Sudan ordusu ile Hızlı Destek Kuvvetleri (HDK) arasındaki çatışmayla somutlaşan üçüncü kriz, medyanın durumu ve basın özgürlüğü ile ilgili talihsiz bir gerçeği ortaya çıkardı. Medyanın bu krize tepkisine bir başlık koymaya çalıştığımızda, muhtemelen şu sözcüklerinden başka bir şey bulamayacağız: Tutarsızlık ve karanlık.
Bilginin bir saniyede bol bol ve akıcı bir şekilde aktığı bu dünyada, iki büyük ve entegre medya sisteminin (geleneksel medya ve yeni medya) ışığında, kriz hakkında karar vermek veya fikir oluşturmak için kullanılabilecek çok sınırlı sayıda ‘gerçek’ vardı.
Sudan krizinin her iki tarafı, ilgili destekçileri, gazeteciler, ilgili taraflar, sıradan insanlar, kurumlar ve hükümetler, bu kriz ve detayları hakkında ‘tonlarca bilgi’ yayınladılar. Ancak hiç kimse sahada neler olup bittiğine dair doğru bir açıklama elde edemedi.
Önceki üç krizde yaşananların aksine, bu yılın başlarında Suriye ve Türkiye'yi vuran depremle ilgili dördüncü kriz, medyanın büyük kriz ve olaylara eşlik eden performansına olan güveni yeniden tesis etmek için iyi bir fırsattı. Bu krizde habercilikle ilgili gazetecilik sistemleri, uygun miktarda profesyonel ve etik standartları karşılamada büyük ölçüde başarılı oldu. Haberleşmeyi engelleyen baskılar ve kısıtlamalar da net bir şekilde geriledi. Başarılı habercilik, halkın felaketle ilgili bilgisini artırdı ve profesyonel olmayan müdahalelerden belirli bir ölçüde bağımsız olan bir kamuoyunu netleştirdi.
Kovid-19’u kapsayan ‘bilgi salgını’, Rusya-Ukrayna savaşı yaklaşımında ‘açığa çıkma ve dönüş’, Sudan krizine paralel ‘tutarsızlık ve karanlık’ ve diğer yanda Doğu Akdeniz deprem krizinin görece sorumlu bir şekilde haberleştirilmesi arasındaki şifreyi aradığımız zaman şu iki kelime karşımıza çıkacaktır: Çıkar çatışması.

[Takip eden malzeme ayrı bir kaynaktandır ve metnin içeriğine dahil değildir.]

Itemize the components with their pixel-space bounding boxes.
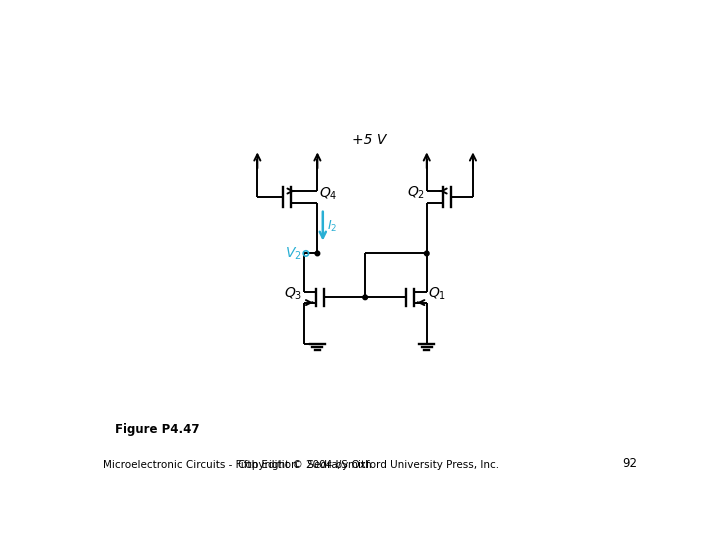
Text: $I_2$: $I_2$ <box>327 219 337 234</box>
Text: $Q_3$: $Q_3$ <box>284 286 302 302</box>
Circle shape <box>363 295 367 300</box>
Text: +5 V: +5 V <box>352 133 386 147</box>
Circle shape <box>315 251 320 256</box>
Text: $V_2$: $V_2$ <box>285 245 302 262</box>
Text: Figure P4.47: Figure P4.47 <box>115 423 199 436</box>
Circle shape <box>425 251 429 256</box>
Text: Copyright © 2004 by Oxford University Press, Inc.: Copyright © 2004 by Oxford University Pr… <box>238 460 500 470</box>
Text: $Q_4$: $Q_4$ <box>319 186 338 202</box>
Text: $Q_1$: $Q_1$ <box>428 286 446 302</box>
Text: 92: 92 <box>622 457 637 470</box>
Text: Microelectronic Circuits - Fifth Edition   Sedra/Smith: Microelectronic Circuits - Fifth Edition… <box>104 460 372 470</box>
Text: $Q_2$: $Q_2$ <box>407 185 426 201</box>
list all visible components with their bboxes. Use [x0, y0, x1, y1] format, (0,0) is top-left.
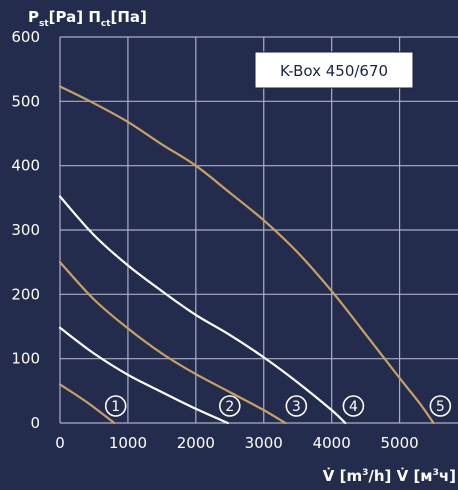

İlk üç krizin taraflarının, onların destekçilerinin ve bunlara bağlı medya kurumlarının ve mekanizmalarının çatışan çıkarları nedeniyle, medya kapsamının nüfuz edilebilirliği arttı. Basın özgürlüğü, ilke ve etikleri açıkça etkilenirken deprem krizi, insani doğası gereği çıkar çatışmalarının gereklerine daha az uygundu. Bu durum, halen bir dereceye kadar kırılganlıktan mustarip olan uluslararası medya sistemini ortaya koyuyor.